Bugün başlayan Uluslarası Askeri ve Teknik Forumu Army-2020'ye katılan İran Savunma Bakanı Emir Hatemi, Sputnik'e verdiği özel röportajda, hangi silahları hangi ülkelere ihraç etmeye hazırlandıklarını ve hangi askeri yeniliklerin İsrail ve ABD'yi korkutması gerektiğini anlattı.
Hatemi, şu değerlendirmelerde bulundu:
İran, son yıllarda füze sanayisinde önemli başarılara ulaştı. İran füzeleri ülkenin güvenliğini dış tehditlere karşı sağlayabilir mi?
Önleme politikası kapsamında bir dizi savunma programı geliştirdik, aralarında silah geliştirme programları da var. Füze programı bunlar arasında yer alıyor. Füze programımız, mevcut ve olası tüm tehditler dikkate alınarak yalnızca caydırma amacını taşıyor. ABD’nin son yıllarda sürekli İran’a yönelik olası askeri senaryosundan bahsettiği, İsrail rejiminin de tüm uluslararası kuralları ve anlaşmaları ihlal ederek işgalini genişletmeyi planladığı koşullarda, olası her türlü saldırganlığa karşılık vermeye hazır olmalıyız. Bir kez daha tekrarlıyorum, füzeler yalnızca ABD ve onunla bağlantılı İsrail rejimini önlemek için gerekli. Füze potansiyelimizi başka hiçbir amaç için kullanma niyetinde değiliz.
İran'ın, Birleşik Arap Emirlikleri (BAE) ve özellikle ABD ile yaşanan gerilim bağlamında, bölgesel ve bölge ötesi tehditlere karşı korunma amacıyla silah satın alma planları nelerdir? İran, Rusya’dan silah alımını planlıyor mu?
Bölgedeki birçok ülkeden farklı olarak ülkemizi silah deposuna dönüştürme niyetinde değiliz.

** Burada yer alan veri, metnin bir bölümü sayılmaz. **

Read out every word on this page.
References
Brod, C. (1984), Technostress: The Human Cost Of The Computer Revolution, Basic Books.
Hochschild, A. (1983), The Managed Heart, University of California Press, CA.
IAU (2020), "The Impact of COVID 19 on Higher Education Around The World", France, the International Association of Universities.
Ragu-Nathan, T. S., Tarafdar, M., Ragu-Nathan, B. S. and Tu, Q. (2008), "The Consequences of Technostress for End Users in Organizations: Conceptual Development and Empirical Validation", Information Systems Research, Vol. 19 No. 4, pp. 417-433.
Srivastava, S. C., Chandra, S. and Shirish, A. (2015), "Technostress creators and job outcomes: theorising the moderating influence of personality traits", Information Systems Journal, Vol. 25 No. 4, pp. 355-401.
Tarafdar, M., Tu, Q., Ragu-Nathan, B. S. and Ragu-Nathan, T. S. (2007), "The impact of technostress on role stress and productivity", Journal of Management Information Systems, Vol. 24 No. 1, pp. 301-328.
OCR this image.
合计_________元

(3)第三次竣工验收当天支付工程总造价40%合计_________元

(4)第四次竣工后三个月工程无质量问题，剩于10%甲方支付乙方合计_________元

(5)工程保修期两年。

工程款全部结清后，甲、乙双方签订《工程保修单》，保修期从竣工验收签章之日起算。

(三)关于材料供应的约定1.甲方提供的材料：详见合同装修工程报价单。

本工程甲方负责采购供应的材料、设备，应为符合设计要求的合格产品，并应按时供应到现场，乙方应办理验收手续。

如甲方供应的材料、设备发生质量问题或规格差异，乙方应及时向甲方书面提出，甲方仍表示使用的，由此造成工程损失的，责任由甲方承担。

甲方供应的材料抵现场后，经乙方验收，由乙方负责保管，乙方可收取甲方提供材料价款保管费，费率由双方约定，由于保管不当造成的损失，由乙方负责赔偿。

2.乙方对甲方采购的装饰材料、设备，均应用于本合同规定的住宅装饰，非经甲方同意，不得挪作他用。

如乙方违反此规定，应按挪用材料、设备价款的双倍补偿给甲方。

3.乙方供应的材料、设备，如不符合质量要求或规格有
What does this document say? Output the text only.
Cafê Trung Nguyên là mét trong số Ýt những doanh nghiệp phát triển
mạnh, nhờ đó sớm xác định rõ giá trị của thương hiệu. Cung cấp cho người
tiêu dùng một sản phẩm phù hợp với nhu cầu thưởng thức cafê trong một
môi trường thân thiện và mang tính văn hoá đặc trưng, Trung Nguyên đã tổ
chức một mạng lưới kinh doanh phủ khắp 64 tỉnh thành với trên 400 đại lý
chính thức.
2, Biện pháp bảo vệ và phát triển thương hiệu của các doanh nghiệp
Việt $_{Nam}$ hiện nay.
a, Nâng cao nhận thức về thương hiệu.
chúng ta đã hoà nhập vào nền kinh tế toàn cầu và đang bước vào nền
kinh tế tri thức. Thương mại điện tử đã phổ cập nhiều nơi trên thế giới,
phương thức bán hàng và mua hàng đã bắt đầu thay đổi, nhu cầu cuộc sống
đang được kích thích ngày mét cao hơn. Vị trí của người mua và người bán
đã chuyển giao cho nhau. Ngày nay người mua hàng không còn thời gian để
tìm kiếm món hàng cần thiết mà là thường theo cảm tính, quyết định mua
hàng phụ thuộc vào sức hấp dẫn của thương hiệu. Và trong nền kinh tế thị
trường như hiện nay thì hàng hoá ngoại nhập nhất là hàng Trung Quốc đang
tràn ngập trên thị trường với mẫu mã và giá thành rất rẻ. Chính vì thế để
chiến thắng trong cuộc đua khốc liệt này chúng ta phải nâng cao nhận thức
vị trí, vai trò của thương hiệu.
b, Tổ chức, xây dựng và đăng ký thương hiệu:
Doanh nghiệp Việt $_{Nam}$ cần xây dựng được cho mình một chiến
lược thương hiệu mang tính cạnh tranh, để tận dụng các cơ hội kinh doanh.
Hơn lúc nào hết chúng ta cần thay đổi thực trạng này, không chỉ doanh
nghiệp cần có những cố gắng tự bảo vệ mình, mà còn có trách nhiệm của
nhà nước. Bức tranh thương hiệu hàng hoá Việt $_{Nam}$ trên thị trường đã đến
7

Silahlanmayla ilgili tüm kararlar yalnızca lokal düzeyde ve dış baskı olmadan alındığından silah programımız tamamen rasyonel ve ihtiyaçlarımızı göz önünde bulundurarak minimum maliyetle savunma ve güvenilir koruma sağlama amacına dayanıyor.
ABD rejimi ve bölgedeki maşası İsrail, 1979 İslam Devrimi'nin zaferinden bu yana İran ulusuna karşı mücadele yürütüyor ve düşmanımız olarak kabul ediliyor, bu yüzden onları önlemek için birkaç etkili program uyguladık. Bu ülkelerin oluşturduğu gerilim bizim için yeni bir şey değil. BAE'yi anımsattınız. Bu ülkenin Müslümanları, diğer ülkelerdekiler gibi kardeşimizdir. Sadece onların yöneticileri hatalar yapıyor. Bu hataların sonuncusu Siyonist rejime Basra Körfezi gibi hassas bölgeye erişim sağlamak. Elbette bölgeyi istikrarsızlaştırmayı amaçlayan rejim, nereye olursa olsun karışıklık ve kaos kaynağı olacak.
Geçmişte teknoloji ve savunma alanlarında Rusya ile iyi bir işbirliğine sahiptik ve bu işbirliği devam ediyor, bir kısmı yeni silah ve teçhizat sevkiyatıyla ilgili.
İran, askeri savunma sanayinde son bir yılda hangi başarılar elde etti?
Hava savunma alanındaki çalışmalar devam ediyor. Kendi imkanlarımızla seyir füzelerine karşı koruma ve manevra kabiliyetine sahip hava savunma sistemi geliştirmeyi başardık. Ayrıca çok yakında denizaltıların yeni hava savunma imkanlarını sunacağız.
Havacılık alanında, Yasin eğitim-savaş uçağını geliştirerek üretmeyi başardık. Şimdi elimizde yerli üretim olan hafif savaş uçakları ve savaş helikopterlerimiz var.
Uçak motoru geliştirme alanında, ilk milli turbojet motorun üretim hattını açtık. Ayrıca İran’ın ilk 4. nesil hafif turbofan motorunun (insansız hava araçlarında kullanılıyor) üretimi tamamen yerel hale getirildi. Drone üretiminde de iyi sonuçlar elde ettik ve bugün bu alanda en başarılı ülkeler arasında yer alıyoruz.
Deniz sektöründe de farklı türlerde gemi ve denizaltılar geliştirerek ürettik. Gemilerin, bin kilometreden fazla menzile sahip Abu Mahdi cruise füzesi gibi en modern silahlarla donatılması yönünde büyük adımlar atıldı.